Password Authentication Sucks
Before two-factor authentication was ever a thing, the world ran on passwords. Passwords are still commonly used today, as they’re quite useful for most people—a short easy-to-remember phrase that gives you access to your protected services.
But, passwords have a lot of security problems in practice. The main issue is that you’re trusting your password to a lot of random third parties, which runs the risk of having the hash of your password getting stolen in a data breach. If you have a good long password, you should be safe, but many people have terrible passwords. On top of this, many people reuse the same password, which means that a data breach at one company could affect your account at a different service.
Even with everything else ignored, a password is a single string that gives access to your account. Anyone in possession of this string can act and perform actions as you. A single point of failure is never a good idea.
So, a solution was made, called “Two-Factor Authentication.” Everyone has a phone; in many ways, the device in your pocket publically identifies you. So, the idea is simple—you’ll be sent a text with a short code to your phone whenever anyone tries to login. Without the code, the attacker is locked out. If an attacker stole your password and wanted to log in to your account, they won’t be able to without access to your phone.
The “Two Factors” in 2FA are your password and the code sent to your phone. Without access to both factors (not either/or), nobody can get into your account.
But Two-Factor Auth Has Problems, Too
While 2FA is great for locking down accounts, and has fairly worked well , many implementations of it have their own issue. Because 2FA relies on SMS to send codes, it isn’t really a “password + phone” combo that allow access to your account, it’s “password + phone number.”
This is an issue because it’s incredibly easy to steal someone’s phone number with a SIM swap attack. It works like this—a determined attacker wants to get into your account, so they do some research and find your phone number, and optionally, your birthday. With these two things, they can go to phone service provider’s store and buy a new phone. A lot of the time, the employees in these stores aren’t aware of this security risk, and will default to just asking you for your birthday. All the attacker has to do is lie, and they walk out of the store with your phone number on their SIM card. This isn’t just theoretical—it has personally happened to me when I got my phone upgraded at Verizon. They didn’t ask for my birthday, any identifiable information, or even my old phone. I gave them my phone number to swap over, but it could have easily been yours.
Of course, the attacker will still require your password to get into your account, but many services will use your phone as a recovery device as well. Even without your password, an attacker could choose to reset it, send the recovery code to your phone (which is now his phone), and unlock your account, all without knowing either of your two factors.
“Multi-Factor Auth” Fixes All of These Issues
The fix for this is pretty simple. Rather than using SMS to deliver codes to your device, you’ll instead download an “Authenticator App,” and securely link it to your account. Instead of being sent a code, you’ll simply need to enter in the code shown in the app, which will change every 30 seconds or so. Otherwise, it’s the same as 2FA; no phone, no access.

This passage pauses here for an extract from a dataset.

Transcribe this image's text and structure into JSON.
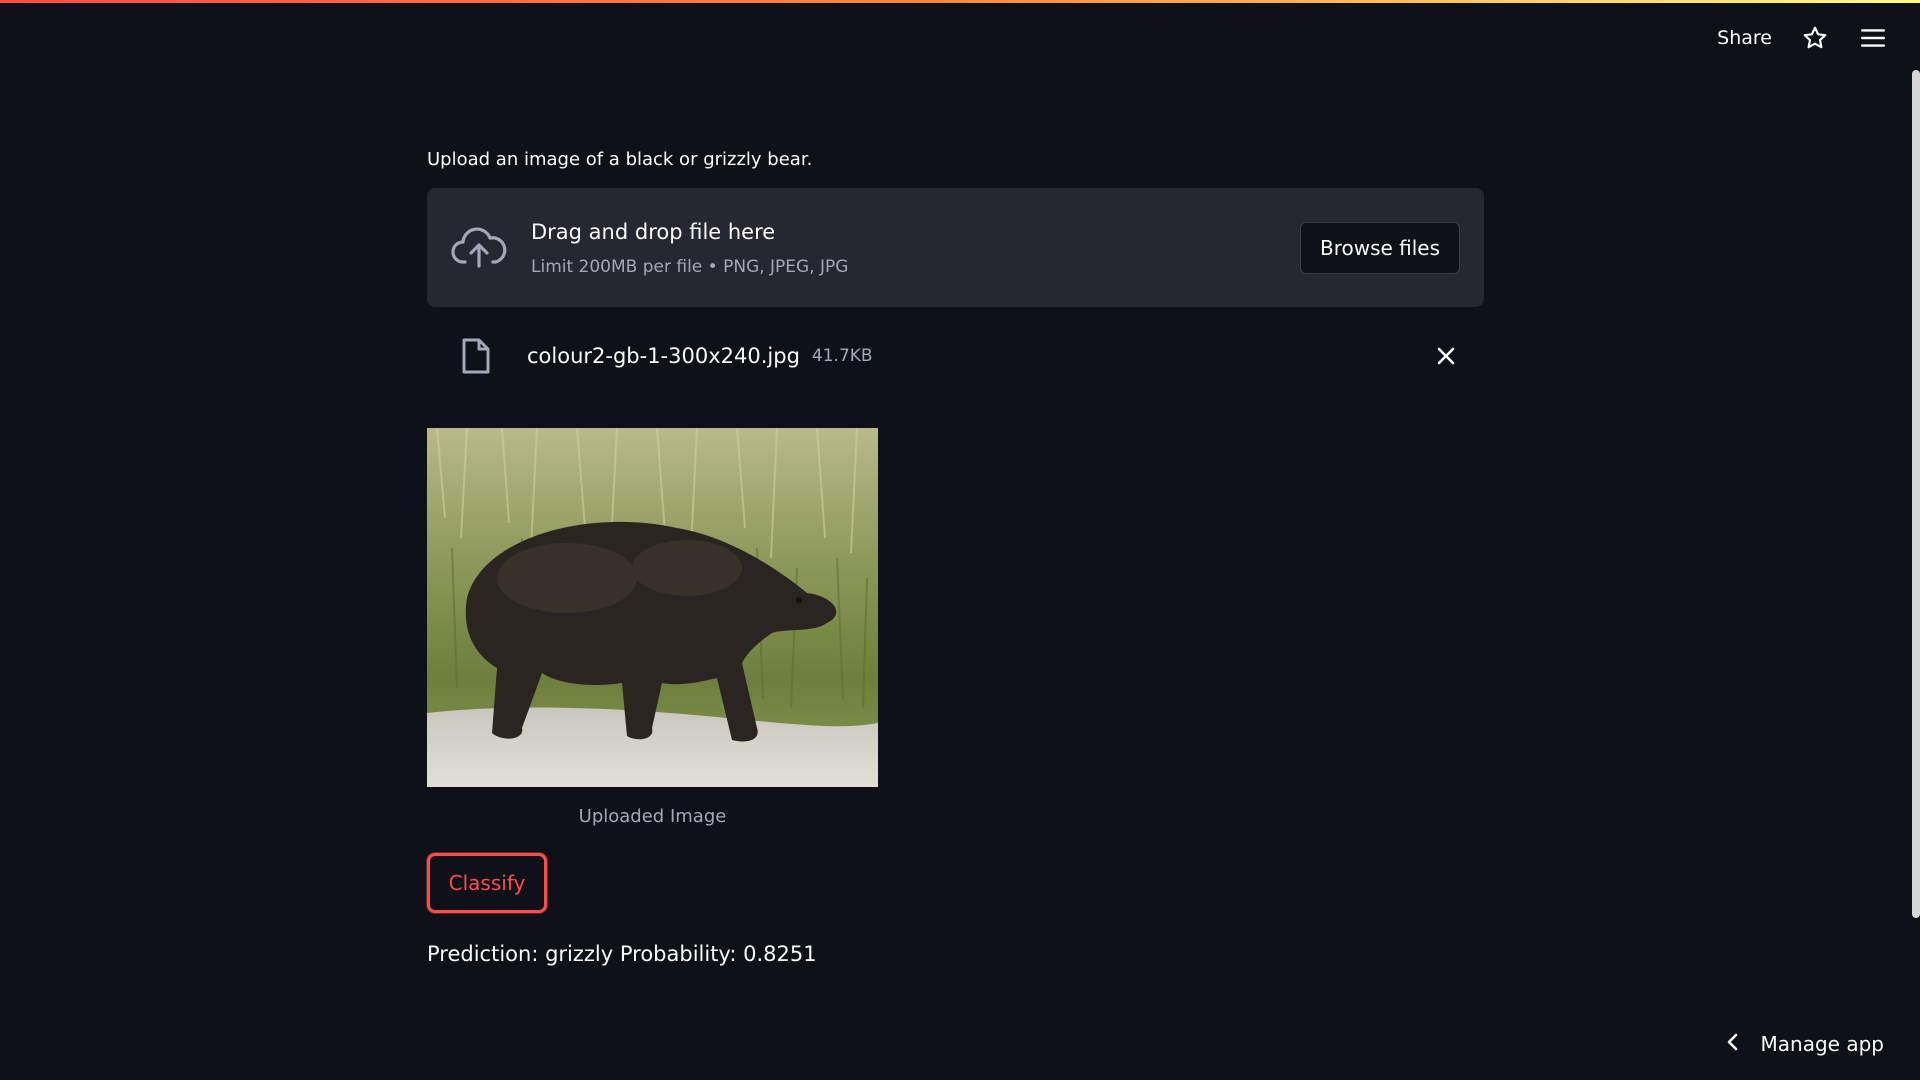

Under the hood, this uses a Time-Based One- Time Passcode (TOTP), which is very secure. You and the service exchange secrets when linking the app to your account. This secret is used as the seed for a random number generator, which generates unique codes every 30 seconds. Because you and the server are linked up, you’ll have identical codes, and nobody else will be on the same page without knowing the secret you exchanged. This alone fixes the SIM swap issue, because the secret is linked the phone, not the phone number.
TOTP apps are just one example of an MFA factor. The term is a generalization, used to apply to any type of two-or-more-step authentication. MFA is a newer, more inclusive term that is usually used by services that support TOTP apps and other auth factors. While the phrase “Two Factor Auth” could still technically apply to keyfob + password auth, it’s usually always referring to SMS.
MFA factors usually fall into one of three categories:
Something the user knows, such as passwords or PINs Something the user has, such as a phone, or a key fob Something the user is, such as facial or fingerprint recognition
Out of these, key fob authentication (has) is the most common, after TOTP apps. These are physical devices (similar to flash drives) that you plug into your device when you sign in:
They contain a certificate that verifies your identity. Essentially, it’s an SSH cert on an easy-to-access key, which is very secure, even more so than your average SSH key, as they don’t exist on an internet-connected device. Theoretically, there is no way to break through key fob authentication, short of physically stealing the key fob, which is highly unlikely, or removing the door itself, which can’t be prevented anyway.
It should be noted that MFA isn’t always entirely secure—password recovery can sometimes still bypass it, depending on the service. For Google in particular, accounts locked with authenticator apps can still be reset this way. If you use a Google account for business services, or just really want your email locked down, you should enable Google’s “Advanced Protection,” which requires a key fob and fixes this issue.